Self-hosting Medium 3.5 requires significant hardware. At FP8 precision, the model needs approximately 128GB of VRAM for weights alone, plus additional memory for KV cache and context. The practical minimum is four GPUs with 80GB each (320GB total), such as four H100s or four A100 80GB GPUs. This is a datacenter model, not a desktop model.
Specialized Models
Codestral is Mistral dedicated coding model, optimized for code generation, completion, and analysis. It supports over 80 programming languages and integrates with popular IDEs. For teams that primarily need AI-assisted coding, Codestral offers better code quality per parameter than general-purpose models.
Ministral 3 (14B) is the small, efficient option in the Mistral lineup. At 14 billion parameters, it runs comfortably on a single consumer GPU (RTX 4090 or similar) and provides solid performance for simpler tasks like summarization, classification, and basic Q&A.
Mistral OCR processes documents, extracting text from images and PDFs with layout awareness. This is particularly useful for enterprises that need to digitize paper documents or process scanned forms.
Mistral vs Llama: How to Choose
Both model families are strong choices, and the best option depends on your specific requirements.
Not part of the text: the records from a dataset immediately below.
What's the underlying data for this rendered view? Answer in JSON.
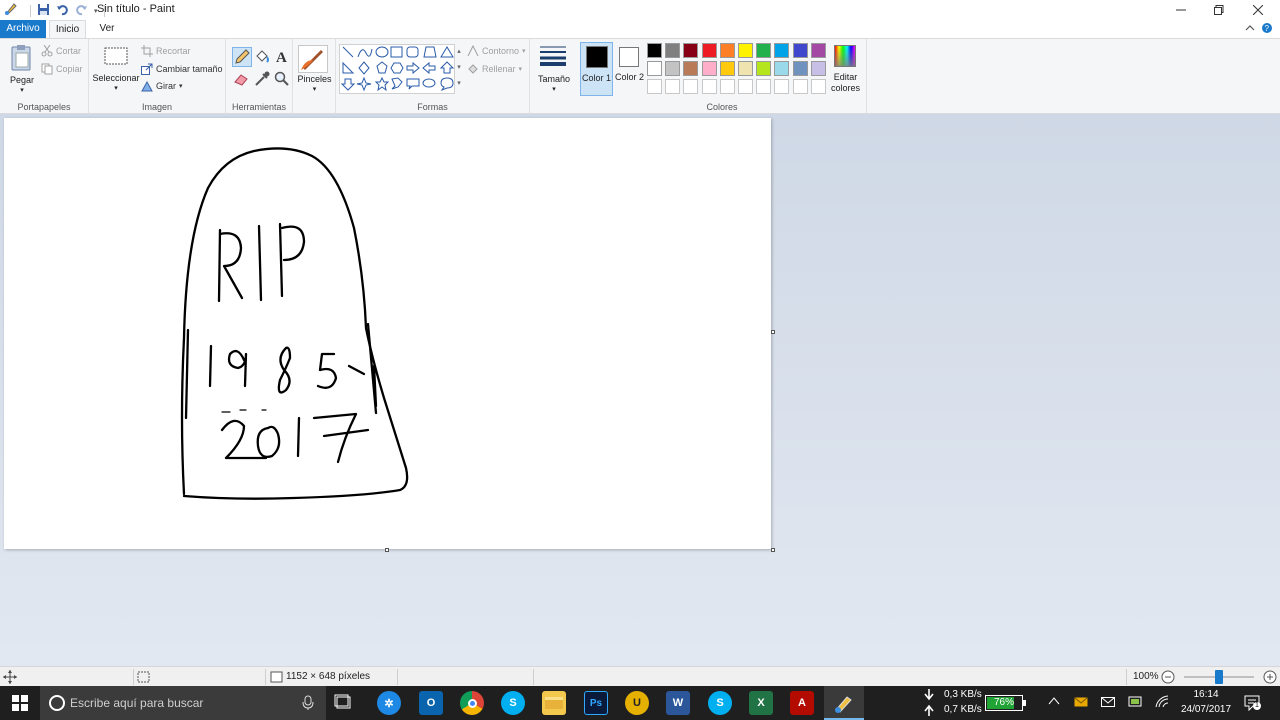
{
  "window": {
    "title": "Sin título - Paint"
  },
  "tabs": [
    {
      "label": "Archivo"
    },
    {
      "label": "Inicio"
    },
    {
      "label": "Ver"
    }
  ],
  "ribbon": {
    "portapapeles": {
      "label": "Portapapeles",
      "pegar": "Pegar",
      "cortar": "Cortar",
      "copiar": "Copiar"
    },
    "imagen": {
      "label": "Imagen",
      "seleccionar": "Seleccionar",
      "recortar": "Recortar",
      "cambiar_tamano": "Cambiar tamaño",
      "girar": "Girar"
    },
    "herramientas": {
      "label": "Herramientas"
    },
    "pinceles": {
      "label": "Pinceles"
    },
    "formas": {
      "label": "Formas",
      "contorno": "Contorno",
      "rellenar": "Rellenar"
    },
    "tamano": {
      "label": "Tamaño"
    },
    "colores": {
      "label": "Colores",
      "color1_label": "Color 1",
      "color2_label": "Color 2",
      "editar_label": "Editar colores",
      "color1": "#000000",
      "color2": "#ffffff",
      "palette_row1": [
        "#000000",
        "#7f7f7f",
        "#880015",
        "#ed1c24",
        "#ff7f27",
        "#fff200",
        "#22b14c",
        "#00a2e8",
        "#3f48cc",
        "#a349a4"
      ],
      "palette_row2": [
        "#ffffff",
        "#c3c3c3",
        "#b97a57",
        "#ffaec9",
        "#ffc90e",
        "#efe4b0",
        "#b5e61d",
        "#99d9ea",
        "#7092be",
        "#c8bfe7"
      ]
    }
  },
  "status": {
    "dimensions": "1152 × 648 píxeles",
    "zoom": "100%",
    "zoom_level": 0.5
  },
  "taskbar": {
    "search_placeholder": "Escribe aquí para buscar",
    "net_down": "0,3 KB/s",
    "net_up": "0,7 KB/s",
    "battery": "76%",
    "battery_level": 0.76,
    "time": "16:14",
    "date": "24/07/2017"
  }
}
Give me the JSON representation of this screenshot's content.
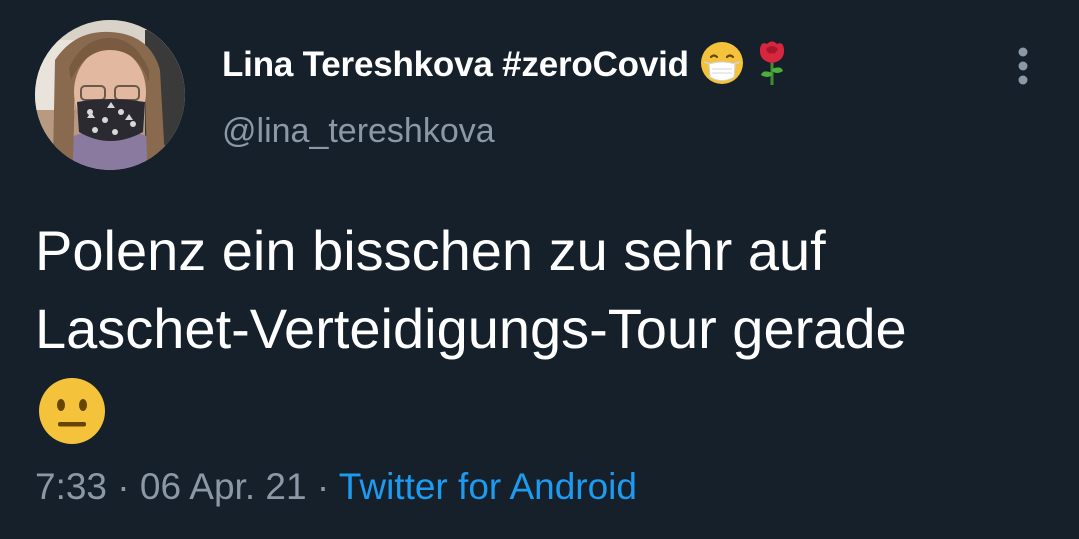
{
  "tweet": {
    "author": {
      "display_name": "Lina Tereshkova #zeroCovid",
      "handle": "@lina_tereshkova",
      "name_emojis": [
        "face-with-medical-mask-emoji",
        "rose-emoji"
      ]
    },
    "text_lines": [
      "Polenz ein bisschen zu sehr auf",
      "Laschet-Verteidigungs-Tour gerade"
    ],
    "body_emoji": "neutral-face-emoji",
    "time": "7:33",
    "separator": "·",
    "date": "06 Apr. 21",
    "source": "Twitter for Android"
  },
  "icons": {
    "more": "vertical-ellipsis-icon"
  },
  "colors": {
    "background": "#15202b",
    "text": "#ffffff",
    "secondary_text": "#8b98a5",
    "link": "#1d9bf0"
  }
}
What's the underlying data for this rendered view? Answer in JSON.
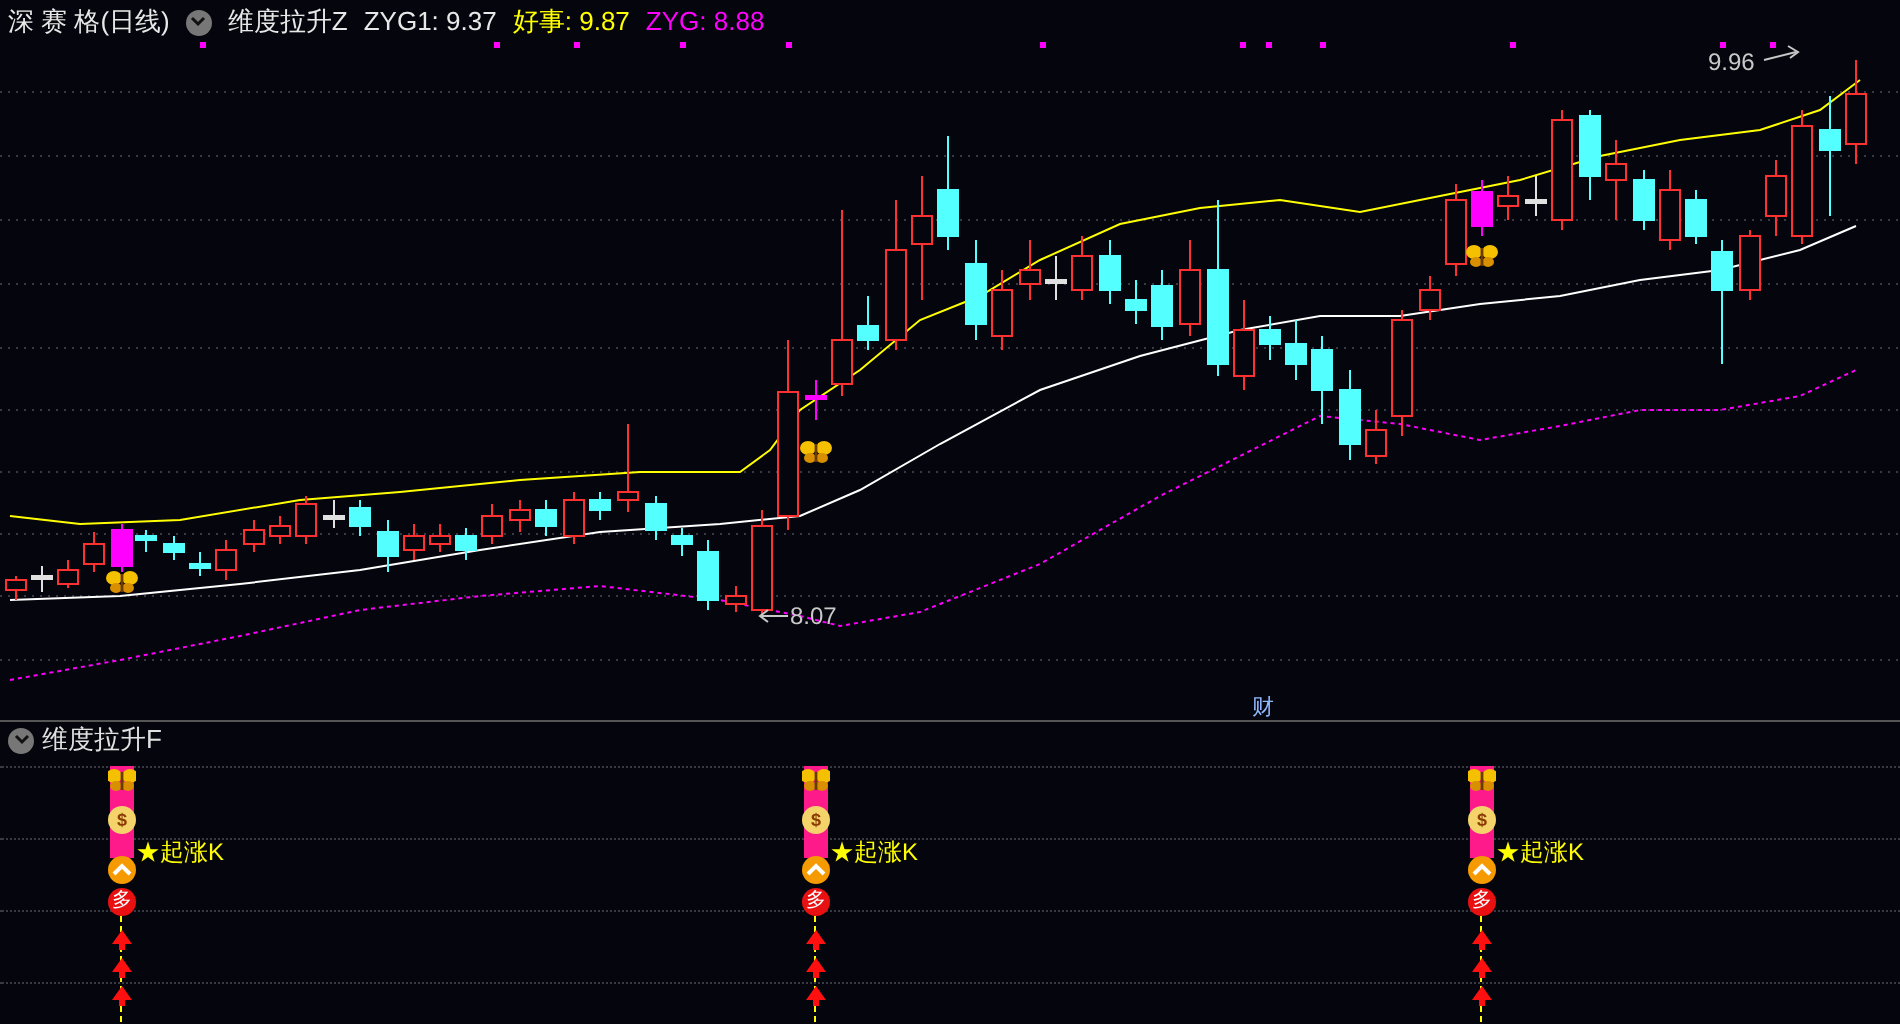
{
  "header": {
    "stock_name": "深 赛 格(日线)",
    "indicator": "维度拉升Z",
    "values": [
      {
        "label": "ZYG1:",
        "value": "9.37",
        "color": "#e8e8e8"
      },
      {
        "label": "好事:",
        "value": "9.87",
        "color": "#ffff00"
      },
      {
        "label": "ZYG:",
        "value": "8.88",
        "color": "#ff00ff"
      }
    ]
  },
  "main_chart": {
    "high_label": "9.96",
    "low_label": "8.07",
    "marker": "财"
  },
  "sub_panel": {
    "title": "维度拉升F",
    "signals": [
      {
        "bag_label": "$",
        "label": "★起涨K",
        "badge": "多"
      },
      {
        "bag_label": "$",
        "label": "★起涨K",
        "badge": "多"
      },
      {
        "bag_label": "$",
        "label": "★起涨K",
        "badge": "多"
      }
    ]
  }
}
Mistral models tend to excel at coding tasks and structured output generation. Llama models have a larger ecosystem of fine-tuned variants and community tooling. Mistral Small 4 multimodal capabilities (text and image) make it a strong choice for applications that need vision, while Llama 4 Scout offers the superior context window (10M tokens vs the typical 128K-256K for Mistral models).
At the smaller end, Llama 3.1 8B and Ministral 14B serve different niches: the 8B model runs on minimal hardware while the 14B model delivers noticeably better quality at modest additional cost. At the larger end, Llama 4 Scout MoE architecture gives it a hardware efficiency advantage over Mistral Medium 3.5 dense architecture for equivalent quality levels.
Setting Up Mistral Models
With Ollama, running Mistral models follows the same pattern as any other model: ollama pull mistral downloads the default Mistral model, while ollama pull mistral-small or ollama pull codestral pulls specific variants. The Ollama library maintains pre-configured versions with appropriate quantization for each model.
For vLLM, Mistral models are available on Hugging Face under the mistralai organization. Load them with the standard vLLM server command, specifying the model identifier. For MoE models like Small 4, vLLM handles the expert routing automatically.
Licensing
Most 2026 Mistral models ship under Apache 2.0 or equivalent permissive licenses, allowing unrestricted commercial use. This is a notable advantage over Llama models, which impose a 700M MAU threshold on commercial use. For startups or products that could eventually reach large scale, Mistral permissive licensing eliminates a potential future constraint.
Mistral models offer strong competition to Llama, with particular advantages in coding performance, permissive licensing, and the combination of multimodal and reasoning capabilities in a single model. Small 4 is the standout for self-hosting efficiency.